Tuesday, February 07, 2006

Three of the Strangest Schedules:

During my career in software development, I have encountered three particularly strange project schedules. In general, managers schedule work on a project to determine what it will cost and how long it will take to do it, and then they track actual progress to see whether the project is on schedule. This is actually an exercise in futility, as it is impossible to plan how long an interesting software project will take (Here's a proof of that by J. P. Lewis). But tracking actual progress does help us to know how we're doing, and sometimes even how good the developers are. When actual progress is much less than planned progress, we know we've got to do something.

1. I was particularly struck by one director who clearly kept no schedules at all. “Art,” I said, “Why don't you keep schedules for all your projects?”
If I knew how far behind I was,” Art said, “I wouldn't be able to sleep nights.”

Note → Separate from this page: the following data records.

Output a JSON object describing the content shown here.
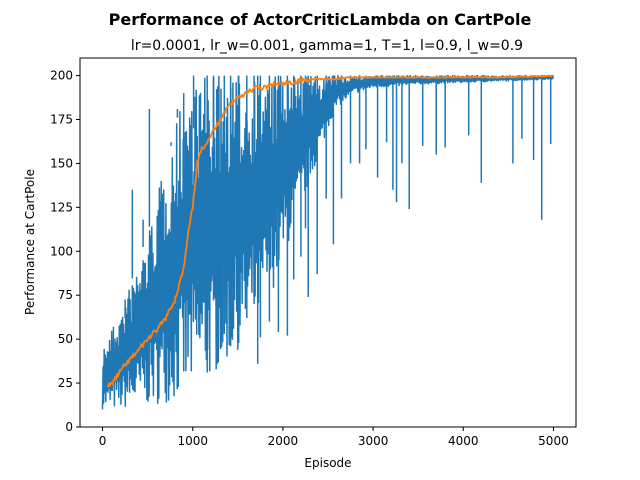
{
  "chart_data": {
    "type": "line",
    "title": "Performance of ActorCriticLambda on CartPole",
    "subtitle": "lr=0.0001, lr_w=0.001, gamma=1, T=1, l=0.9, l_w=0.9",
    "xlabel": "Episode",
    "ylabel": "Performance at CartPole",
    "xlim": [
      -250,
      5250
    ],
    "ylim": [
      0,
      210
    ],
    "xticks": [
      0,
      1000,
      2000,
      3000,
      4000,
      5000
    ],
    "yticks": [
      0,
      25,
      50,
      75,
      100,
      125,
      150,
      175,
      200
    ],
    "grid": false,
    "legend": "none",
    "colors": {
      "raw": "#1f77b4",
      "smoothed": "#ff7f0e"
    },
    "series": [
      {
        "x": [
          0,
          100,
          200,
          300,
          400,
          500,
          600,
          700,
          800,
          900,
          1000,
          1100,
          1200,
          1300,
          1400,
          1500,
          1600,
          1700,
          1800,
          1900,
          2000,
          2100,
          2200,
          2300,
          2400,
          2500,
          2600,
          2800,
          3000,
          3500,
          4000,
          4500,
          5000
        ],
        "low": [
          10,
          10,
          10,
          11,
          11,
          12,
          13,
          14,
          15,
          17,
          20,
          24,
          28,
          33,
          38,
          44,
          50,
          58,
          68,
          80,
          95,
          110,
          125,
          140,
          155,
          170,
          182,
          190,
          193,
          195,
          196,
          197,
          198
        ],
        "high": [
          45,
          55,
          65,
          80,
          95,
          110,
          130,
          150,
          170,
          190,
          200,
          200,
          200,
          200,
          200,
          200,
          200,
          200,
          200,
          200,
          200,
          200,
          200,
          200,
          200,
          200,
          200,
          200,
          200,
          200,
          200,
          200,
          200
        ],
        "dips": [
          [
            120,
            40
          ],
          [
            250,
            62
          ],
          [
            330,
            135
          ],
          [
            450,
            118
          ],
          [
            520,
            181
          ],
          [
            650,
            108
          ],
          [
            760,
            160
          ],
          [
            830,
            181
          ],
          [
            900,
            44
          ],
          [
            1010,
            170
          ],
          [
            1160,
            31
          ],
          [
            1230,
            72
          ],
          [
            1350,
            53
          ],
          [
            1420,
            46
          ],
          [
            1510,
            48
          ],
          [
            1600,
            62
          ],
          [
            1680,
            70
          ],
          [
            1720,
            36
          ],
          [
            1750,
            51
          ],
          [
            1850,
            60
          ],
          [
            1950,
            54
          ],
          [
            2050,
            52
          ],
          [
            2120,
            84
          ],
          [
            2200,
            97
          ],
          [
            2250,
            113
          ],
          [
            2280,
            74
          ],
          [
            2380,
            87
          ],
          [
            2480,
            130
          ],
          [
            2560,
            104
          ],
          [
            2650,
            130
          ],
          [
            2750,
            150
          ],
          [
            2850,
            150
          ],
          [
            2920,
            158
          ],
          [
            3050,
            142
          ],
          [
            3150,
            162
          ],
          [
            3220,
            135
          ],
          [
            3260,
            128
          ],
          [
            3320,
            150
          ],
          [
            3400,
            124
          ],
          [
            3550,
            160
          ],
          [
            3700,
            155
          ],
          [
            3800,
            159
          ],
          [
            4060,
            166
          ],
          [
            4200,
            139
          ],
          [
            4550,
            150
          ],
          [
            4650,
            164
          ],
          [
            4780,
            152
          ],
          [
            4870,
            118
          ],
          [
            4970,
            161
          ]
        ]
      },
      {
        "x": [
          60,
          80,
          100,
          150,
          200,
          300,
          400,
          500,
          600,
          700,
          800,
          900,
          950,
          1000,
          1050,
          1100,
          1150,
          1200,
          1250,
          1300,
          1400,
          1500,
          1600,
          1700,
          1800,
          1900,
          2000,
          2100,
          2200,
          2300,
          2400,
          2500,
          2600,
          2700,
          3000,
          3500,
          4000,
          4500,
          5000
        ],
        "y": [
          24,
          23,
          25,
          28,
          32,
          38,
          44,
          50,
          55,
          62,
          72,
          90,
          110,
          125,
          150,
          158,
          162,
          166,
          170,
          175,
          183,
          188,
          190,
          193,
          193,
          195,
          195,
          196,
          197,
          198,
          198,
          198,
          198,
          199,
          199,
          199,
          199,
          199,
          200
        ]
      }
    ]
  }
}
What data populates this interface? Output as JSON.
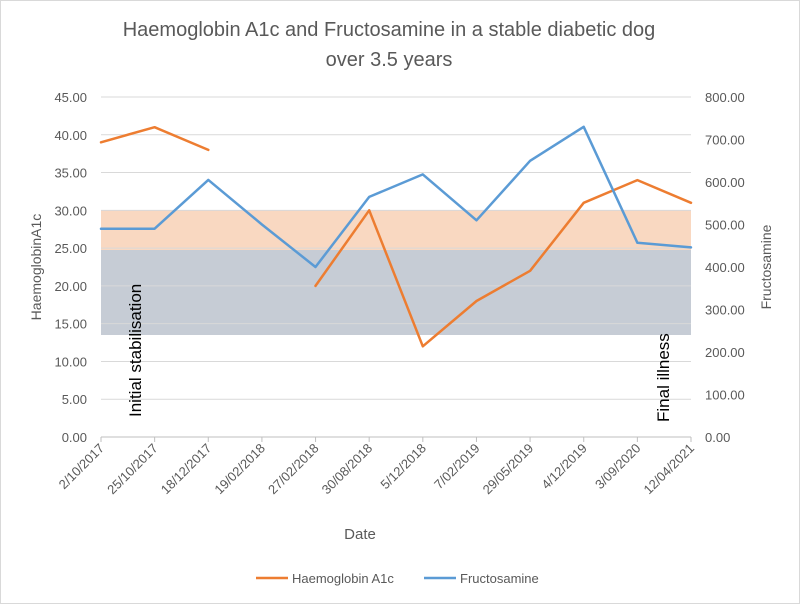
{
  "chart_data": {
    "type": "line",
    "title_line1": "Haemoglobin A1c and Fructosamine in a stable diabetic dog",
    "title_line2": "over 3.5 years",
    "xlabel": "Date",
    "ylabel": "HaemoglobinA1c",
    "y2label": "Fructosamine",
    "categories": [
      "2/10/2017",
      "25/10/2017",
      "18/12/2017",
      "19/02/2018",
      "27/02/2018",
      "30/08/2018",
      "5/12/2018",
      "7/02/2019",
      "29/05/2019",
      "4/12/2019",
      "3/09/2020",
      "12/04/2021"
    ],
    "ylim": [
      0,
      45
    ],
    "y_ticks": [
      "0.00",
      "5.00",
      "10.00",
      "15.00",
      "20.00",
      "25.00",
      "30.00",
      "35.00",
      "40.00",
      "45.00"
    ],
    "y2lim": [
      0,
      800
    ],
    "y2_ticks": [
      "0.00",
      "100.00",
      "200.00",
      "300.00",
      "400.00",
      "500.00",
      "600.00",
      "700.00",
      "800.00"
    ],
    "series": [
      {
        "name": "Haemoglobin A1c",
        "axis": "left",
        "color": "#ED7D31",
        "values": [
          39,
          41,
          38,
          null,
          20,
          30,
          12,
          18,
          22,
          31,
          34,
          31
        ]
      },
      {
        "name": "Fructosamine",
        "axis": "right",
        "color": "#5B9BD5",
        "values": [
          490,
          490,
          605,
          500,
          400,
          565,
          618,
          510,
          650,
          730,
          457,
          446
        ]
      }
    ],
    "bands": [
      {
        "name": "hba1c-reference-band",
        "axis": "left",
        "from": 13.5,
        "to": 30.0,
        "color": "#F4B183",
        "opacity": 0.5
      },
      {
        "name": "fructosamine-reference-band",
        "axis": "right",
        "from": 240,
        "to": 440,
        "color": "#9DC3E6",
        "opacity": 0.55
      }
    ],
    "annotations": [
      "Initial stabilisation",
      "Final  illness"
    ],
    "grid": "horizontal",
    "legend": "bottom"
  }
}
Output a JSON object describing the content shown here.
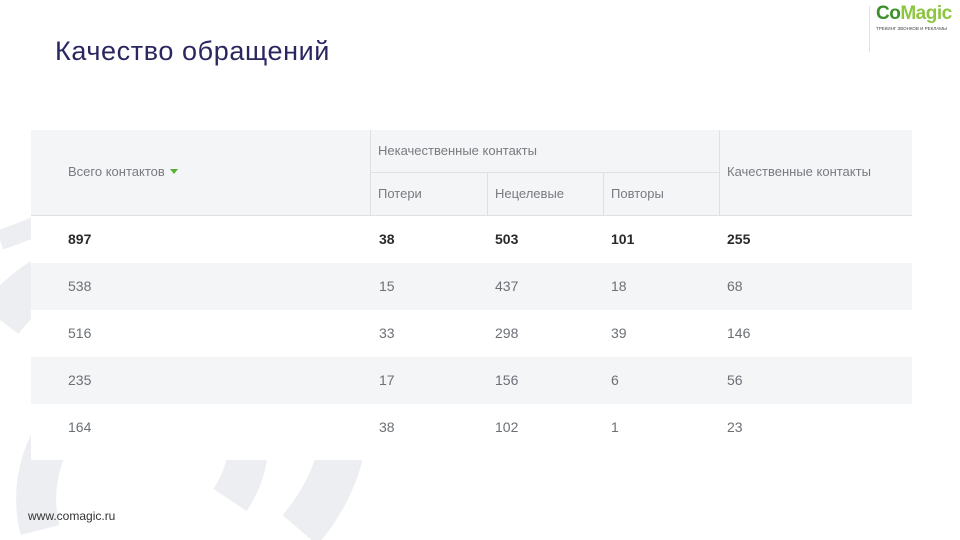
{
  "slide": {
    "title": "Качество обращений"
  },
  "logo": {
    "text_a": "Co",
    "text_b": "Magic",
    "tagline": "ТРЕКИНГ ЗВОНКОВ И РЕКЛАМЫ",
    "badge": ""
  },
  "table": {
    "headers": {
      "total": "Всего контактов",
      "group_poor": "Некачественные контакты",
      "losses": "Потери",
      "nontarget": "Нецелевые",
      "repeats": "Повторы",
      "quality": "Качественные контакты"
    },
    "rows": [
      [
        "897",
        "38",
        "503",
        "101",
        "255"
      ],
      [
        "538",
        "15",
        "437",
        "18",
        "68"
      ],
      [
        "516",
        "33",
        "298",
        "39",
        "146"
      ],
      [
        "235",
        "17",
        "156",
        "6",
        "56"
      ],
      [
        "164",
        "38",
        "102",
        "1",
        "23"
      ]
    ]
  },
  "footer": {
    "url": "www.comagic.ru"
  }
}
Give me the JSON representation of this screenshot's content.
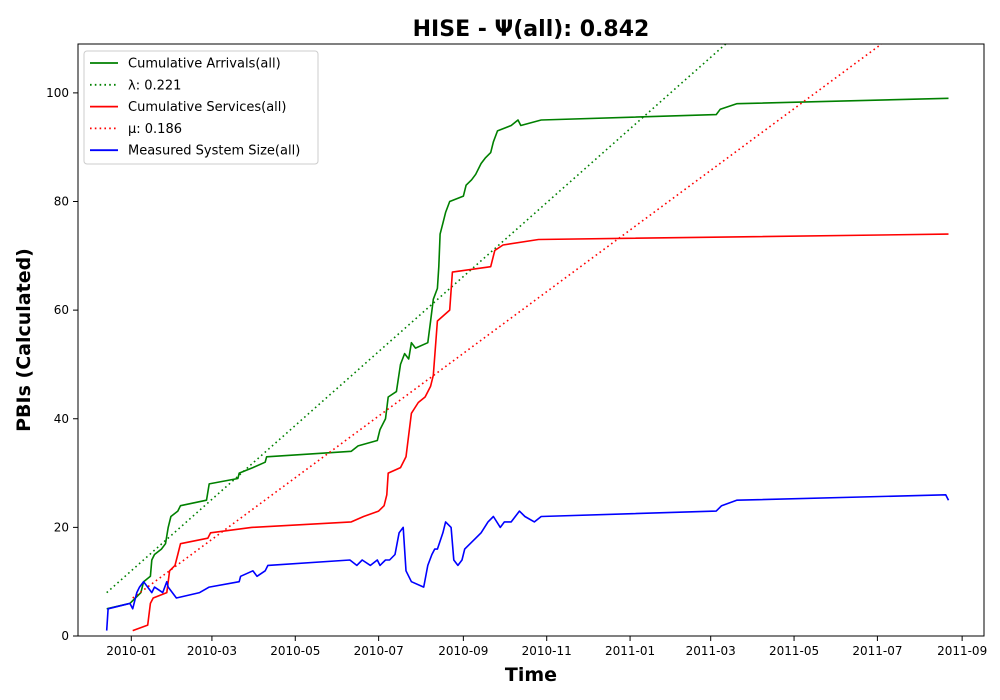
{
  "chart_data": {
    "type": "line",
    "title": "HISE -  Ψ(all): 0.842",
    "xlabel": "Time",
    "ylabel": "PBIs (Calculated)",
    "xlim": [
      "2009-11-23",
      "2011-09-17"
    ],
    "ylim": [
      0,
      109
    ],
    "x_ticks": [
      "2010-01-01",
      "2010-03-01",
      "2010-05-01",
      "2010-07-01",
      "2010-09-01",
      "2010-11-01",
      "2011-01-01",
      "2011-03-01",
      "2011-05-01",
      "2011-07-01",
      "2011-09-01"
    ],
    "x_tick_labels": [
      "2010-01",
      "2010-03",
      "2010-05",
      "2010-07",
      "2010-09",
      "2010-11",
      "2011-01",
      "2011-03",
      "2011-05",
      "2011-07",
      "2011-09"
    ],
    "y_ticks": [
      0,
      20,
      40,
      60,
      80,
      100
    ],
    "y_tick_labels": [
      "0",
      "20",
      "40",
      "60",
      "80",
      "100"
    ],
    "grid": false,
    "legend_position": "top-left",
    "series": [
      {
        "name": "Cumulative Arrivals(all)",
        "color": "#008000",
        "style": "solid",
        "points": [
          [
            "2009-12-14",
            5
          ],
          [
            "2009-12-31",
            6
          ],
          [
            "2010-01-04",
            7
          ],
          [
            "2010-01-08",
            8
          ],
          [
            "2010-01-10",
            10
          ],
          [
            "2010-01-15",
            11
          ],
          [
            "2010-01-16",
            14
          ],
          [
            "2010-01-18",
            15
          ],
          [
            "2010-01-23",
            16
          ],
          [
            "2010-01-26",
            17
          ],
          [
            "2010-01-28",
            20
          ],
          [
            "2010-01-30",
            22
          ],
          [
            "2010-02-04",
            23
          ],
          [
            "2010-02-06",
            24
          ],
          [
            "2010-02-25",
            25
          ],
          [
            "2010-02-27",
            28
          ],
          [
            "2010-03-20",
            29
          ],
          [
            "2010-03-21",
            30
          ],
          [
            "2010-03-31",
            31
          ],
          [
            "2010-04-09",
            32
          ],
          [
            "2010-04-10",
            33
          ],
          [
            "2010-06-11",
            34
          ],
          [
            "2010-06-16",
            35
          ],
          [
            "2010-06-30",
            36
          ],
          [
            "2010-07-02",
            38
          ],
          [
            "2010-07-06",
            40
          ],
          [
            "2010-07-08",
            44
          ],
          [
            "2010-07-14",
            45
          ],
          [
            "2010-07-17",
            50
          ],
          [
            "2010-07-20",
            52
          ],
          [
            "2010-07-23",
            51
          ],
          [
            "2010-07-25",
            54
          ],
          [
            "2010-07-28",
            53
          ],
          [
            "2010-08-06",
            54
          ],
          [
            "2010-08-08",
            58
          ],
          [
            "2010-08-10",
            62
          ],
          [
            "2010-08-13",
            64
          ],
          [
            "2010-08-14",
            68
          ],
          [
            "2010-08-15",
            74
          ],
          [
            "2010-08-17",
            76
          ],
          [
            "2010-08-19",
            78
          ],
          [
            "2010-08-22",
            80
          ],
          [
            "2010-09-01",
            81
          ],
          [
            "2010-09-03",
            83
          ],
          [
            "2010-09-07",
            84
          ],
          [
            "2010-09-10",
            85
          ],
          [
            "2010-09-14",
            87
          ],
          [
            "2010-09-17",
            88
          ],
          [
            "2010-09-21",
            89
          ],
          [
            "2010-09-23",
            91
          ],
          [
            "2010-09-26",
            93
          ],
          [
            "2010-10-06",
            94
          ],
          [
            "2010-10-11",
            95
          ],
          [
            "2010-10-13",
            94
          ],
          [
            "2010-10-28",
            95
          ],
          [
            "2011-03-05",
            96
          ],
          [
            "2011-03-08",
            97
          ],
          [
            "2011-03-20",
            98
          ],
          [
            "2011-08-22",
            99
          ]
        ]
      },
      {
        "name": "λ: 0.221",
        "color": "#008000",
        "style": "dotted",
        "points": [
          [
            "2009-12-14",
            8
          ],
          [
            "2011-03-12",
            109
          ]
        ]
      },
      {
        "name": "Cumulative Services(all)",
        "color": "#ff0000",
        "style": "solid",
        "points": [
          [
            "2010-01-02",
            1
          ],
          [
            "2010-01-13",
            2
          ],
          [
            "2010-01-15",
            6
          ],
          [
            "2010-01-17",
            7
          ],
          [
            "2010-01-27",
            8
          ],
          [
            "2010-01-29",
            12
          ],
          [
            "2010-02-02",
            13
          ],
          [
            "2010-02-04",
            15
          ],
          [
            "2010-02-06",
            17
          ],
          [
            "2010-02-26",
            18
          ],
          [
            "2010-02-28",
            19
          ],
          [
            "2010-03-30",
            20
          ],
          [
            "2010-06-11",
            21
          ],
          [
            "2010-06-20",
            22
          ],
          [
            "2010-07-01",
            23
          ],
          [
            "2010-07-05",
            24
          ],
          [
            "2010-07-07",
            26
          ],
          [
            "2010-07-08",
            30
          ],
          [
            "2010-07-17",
            31
          ],
          [
            "2010-07-21",
            33
          ],
          [
            "2010-07-23",
            37
          ],
          [
            "2010-07-25",
            41
          ],
          [
            "2010-07-30",
            43
          ],
          [
            "2010-08-04",
            44
          ],
          [
            "2010-08-08",
            46
          ],
          [
            "2010-08-10",
            48
          ],
          [
            "2010-08-13",
            58
          ],
          [
            "2010-08-22",
            60
          ],
          [
            "2010-08-24",
            67
          ],
          [
            "2010-09-21",
            68
          ],
          [
            "2010-09-24",
            71
          ],
          [
            "2010-09-30",
            72
          ],
          [
            "2010-10-26",
            73
          ],
          [
            "2011-08-22",
            74
          ]
        ]
      },
      {
        "name": "μ: 0.186",
        "color": "#ff0000",
        "style": "dotted",
        "points": [
          [
            "2010-01-02",
            7
          ],
          [
            "2011-07-04",
            109
          ]
        ]
      },
      {
        "name": "Measured System Size(all)",
        "color": "#0000ff",
        "style": "solid",
        "points": [
          [
            "2009-12-14",
            1
          ],
          [
            "2009-12-15",
            5
          ],
          [
            "2009-12-31",
            6
          ],
          [
            "2010-01-02",
            5
          ],
          [
            "2010-01-05",
            8
          ],
          [
            "2010-01-07",
            9
          ],
          [
            "2010-01-10",
            10
          ],
          [
            "2010-01-13",
            9
          ],
          [
            "2010-01-16",
            8
          ],
          [
            "2010-01-18",
            9
          ],
          [
            "2010-01-24",
            8
          ],
          [
            "2010-01-27",
            10
          ],
          [
            "2010-01-28",
            9
          ],
          [
            "2010-02-03",
            7
          ],
          [
            "2010-02-20",
            8
          ],
          [
            "2010-02-27",
            9
          ],
          [
            "2010-03-21",
            10
          ],
          [
            "2010-03-22",
            11
          ],
          [
            "2010-03-31",
            12
          ],
          [
            "2010-04-03",
            11
          ],
          [
            "2010-04-09",
            12
          ],
          [
            "2010-04-11",
            13
          ],
          [
            "2010-06-10",
            14
          ],
          [
            "2010-06-15",
            13
          ],
          [
            "2010-06-19",
            14
          ],
          [
            "2010-06-25",
            13
          ],
          [
            "2010-06-30",
            14
          ],
          [
            "2010-07-02",
            13
          ],
          [
            "2010-07-06",
            14
          ],
          [
            "2010-07-09",
            14
          ],
          [
            "2010-07-13",
            15
          ],
          [
            "2010-07-16",
            19
          ],
          [
            "2010-07-19",
            20
          ],
          [
            "2010-07-21",
            12
          ],
          [
            "2010-07-25",
            10
          ],
          [
            "2010-08-03",
            9
          ],
          [
            "2010-08-06",
            13
          ],
          [
            "2010-08-09",
            15
          ],
          [
            "2010-08-11",
            16
          ],
          [
            "2010-08-13",
            16
          ],
          [
            "2010-08-17",
            19
          ],
          [
            "2010-08-19",
            21
          ],
          [
            "2010-08-23",
            20
          ],
          [
            "2010-08-25",
            14
          ],
          [
            "2010-08-28",
            13
          ],
          [
            "2010-08-31",
            14
          ],
          [
            "2010-09-02",
            16
          ],
          [
            "2010-09-10",
            18
          ],
          [
            "2010-09-14",
            19
          ],
          [
            "2010-09-19",
            21
          ],
          [
            "2010-09-23",
            22
          ],
          [
            "2010-09-28",
            20
          ],
          [
            "2010-10-01",
            21
          ],
          [
            "2010-10-06",
            21
          ],
          [
            "2010-10-12",
            23
          ],
          [
            "2010-10-16",
            22
          ],
          [
            "2010-10-23",
            21
          ],
          [
            "2010-10-28",
            22
          ],
          [
            "2011-03-05",
            23
          ],
          [
            "2011-03-09",
            24
          ],
          [
            "2011-03-20",
            25
          ],
          [
            "2011-08-20",
            26
          ],
          [
            "2011-08-22",
            25
          ]
        ]
      }
    ]
  }
}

2. Another director I worked for kept a beautiful hand-drawn schedule (he had once been a draftsman) locked in his desk, and it was rarely shown to someone in time of great need. (I glimpsed it once.) His staff knew this was ridiculous; you can have some confidence in a schedule if your whole team likes it, but if you're afraid to show the schedule to the people who are doing the work, it's probably imbecilic. I don't know what the schedule predicted, but we made painfully slow progress on this project.

3. Another group I worked with had only one copy of their project schedule. It was three feet high and forty feet long, and was printed once a month on a special printer after it was updated. Everyone was welcome to examine this schedule (it was pinned to three walls in a large room), but hardly anyone was able to grok it. This project eventually went up in flames and was canceled.